09/10/2022 Pazar Köşe yazarı V.T
Dînimiz ilme kıymet
vermeyi ve Allah yolunda olanlarla berâber bulunmayı emretmektedir.
Aziz Nesefî hazretleri
evliyânın büyüklerindendir. Mâverâünnehir bölgesinde Nesef şehrinde doğdu. 1300
(H.700) yılında vefât etti. Küçük yaşta ilim tahsîline başladı. Bu arada
tasavvuf âlimlerinin sohbetlerinde bulundu. Horasan'a da ilim öğrenmek için
giden Aziz Nesefî, bölgenin Moğol işgâline uğraması üzerine buradan ayrıldı ve
çeşitli beldeleri dolaştı. Bu arada büyük velî Sâdeddîn-i Hammûî'ye talebe
olmakla şereflendi. Aziz Nesefî, hocasından icâzet aldıktan sonra tesirli vaaz
ve nasîhatlar yapardı. Vaazlarında buyurdu ki:
"Her kim şunlara
uyarsa kâmil bir Müslüman olur: 1) Helal lokma, 2) Doğru söz, 3) Doğru iş, 4)
Evliyânın sohbetinde bulunmak, 5) Allahü teâlânın varlığını birliğini tasdik
etmek, 6) Allahü teâlâya karşı kulluk vazîfelerini yerine getirmek, 7) Kimseye
eziyet vermemek, 8) Herkese rahatlık vermek, 9) İlim öğrenmek."
"Hakîkat ehlinin
alâmeti şunlardır: 1) Allahü teâlânın rızâsına kavuşmuşlardır. 2) İnsanlarla
sulh üzeredirler. Kimseye düşmanlık etmezler. İnsanları severler. 3) Halka
şefkat üzeredirler. Şefkatin aslı halka nasîhat etmek, onlara doğru yolu
göstermektir. 4) Halka karşı tevâzu ve edeb gösterirler. 5) Tevekkül
sâhibidirler. Sabır ve tahammülleri fazladır. 6) Tamâhı, nefsin arzu ve
isteklerini terk etmiş, kanâat sâhibidirler. 7) Allahü teâlânın verdiğine
şükrederler. 8) İnsanlara rahatlık ve ferahlık verirler."

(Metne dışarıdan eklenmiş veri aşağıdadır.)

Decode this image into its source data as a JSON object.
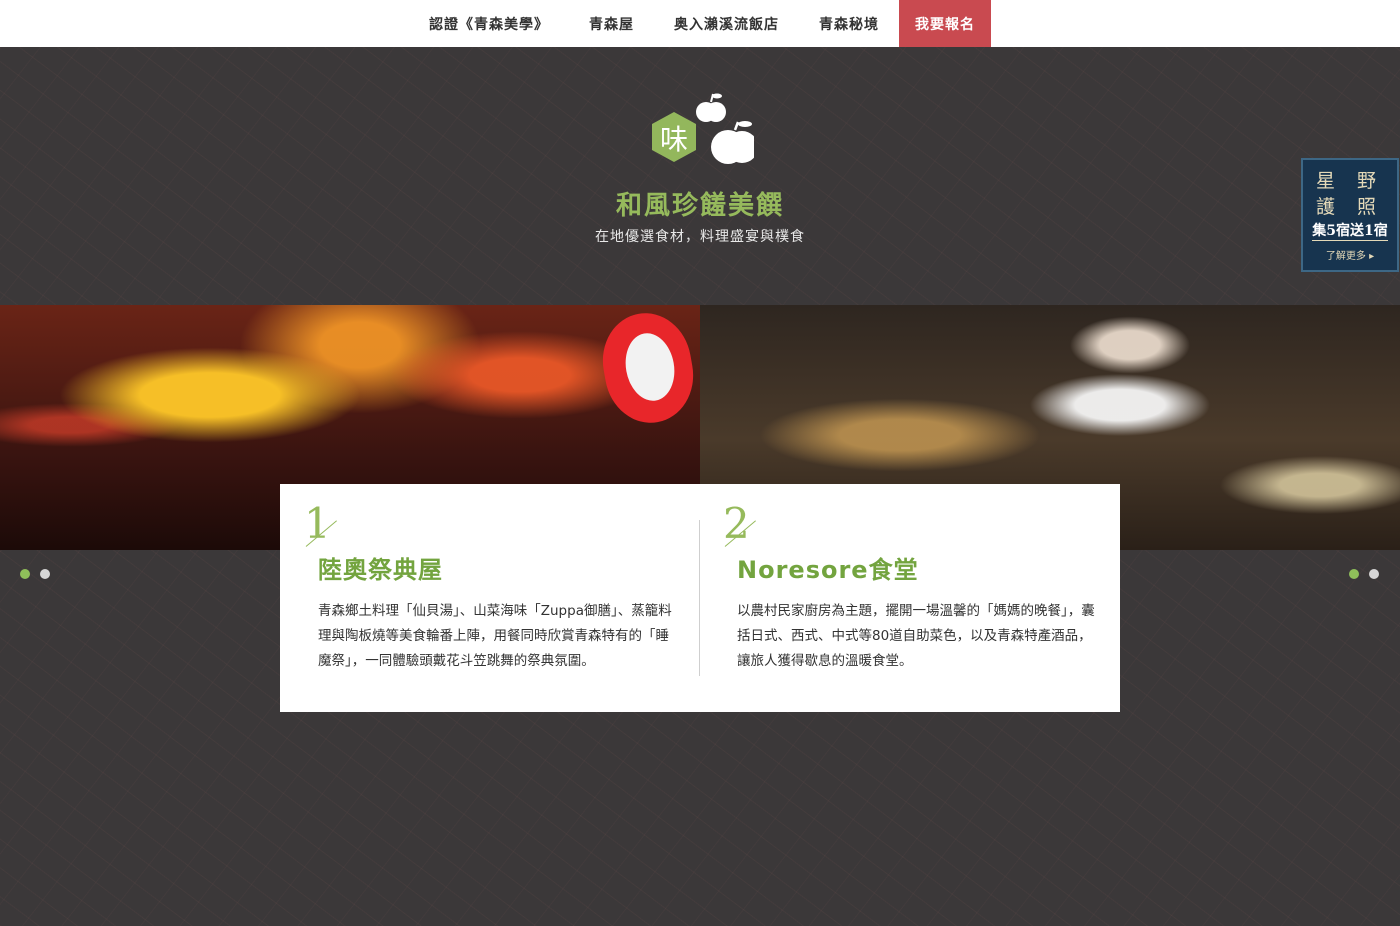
{
  "nav": {
    "items": [
      {
        "label": "認證《青森美學》"
      },
      {
        "label": "青森屋"
      },
      {
        "label": "奥入瀨溪流飯店"
      },
      {
        "label": "青森秘境"
      },
      {
        "label": "我要報名"
      }
    ]
  },
  "header": {
    "logo_char": "味",
    "title": "和風珍饈美饌",
    "subtitle": "在地優選食材，料理盛宴與樸食"
  },
  "passport": {
    "line1": "星 野",
    "line2": "護 照",
    "offer": "集5宿送1宿",
    "more": "了解更多 ▸"
  },
  "cards": [
    {
      "number": "1",
      "title": "陸奧祭典屋",
      "text": "青森鄉土料理「仙貝湯」、山菜海味「Zuppa御膳」、蒸籠料理與陶板燒等美食輪番上陣，用餐同時欣賞青森特有的「睡魔祭」，一同體驗頭戴花斗笠跳舞的祭典氛圍。"
    },
    {
      "number": "2",
      "title": "Noresore食堂",
      "text": "以農村民家廚房為主題，擺開一場溫馨的「媽媽的晚餐」，囊括日式、西式、中式等80道自助菜色，以及青森特產酒品，讓旅人獲得歇息的溫暖食堂。"
    }
  ],
  "colors": {
    "accent_green": "#96ba5c",
    "cta_red": "#c94a50",
    "passport_navy": "#17344f",
    "background": "#3b3839"
  }
}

“İyi bil ki, insanı dalâletten, kötü yoldan ilim ve âlimler kurtarır. Rehber olmadan doğru yola kavuşulamaz. Bunun için, Ehl-i sünnet âlimlerini ve bunların yazdığı doğru din kitaplarını arayıp, bulmak lâzımdır. Yüce Peygamber Mûsâ aleyhisselâm, ilmin en yüksek derecesinde olduğu ve Allahü teâlâ ile konuşmak şerefine kavuştuğu ve Allahü teâlânın muhabbet şerbetinden içtiği hâlde, ilim edinmek için, Hızır aleyhisselâmın talebesi olan Yûşa aleyhisselâm ile berâber geldiği (Kehf) sûresinde bildirilmektedir. Mûsâ aleyhisselâm mantık ilminin üstâdı iken, Hızır aleyhisselâmdan ilim öğrenmeye geldi. Buhârî tefsîri, bunu uzun anlatmaktadır... O hâlde, ey kardeşim! Kıymetli ömrünü ilimden ve âlimden daha kıymetli olan bir şey buldun da, ona mı sarf ediyorsun? Bilmiyor musun ki, dînimiz ilme kıymet vermeyi ve âlimlere hürmet etmeyi ve Allah yolunda olanlarla berâber bulunmayı emretmektedir. Bunun için, kıymetli ömrünü faydasız şeylerle geçirme!”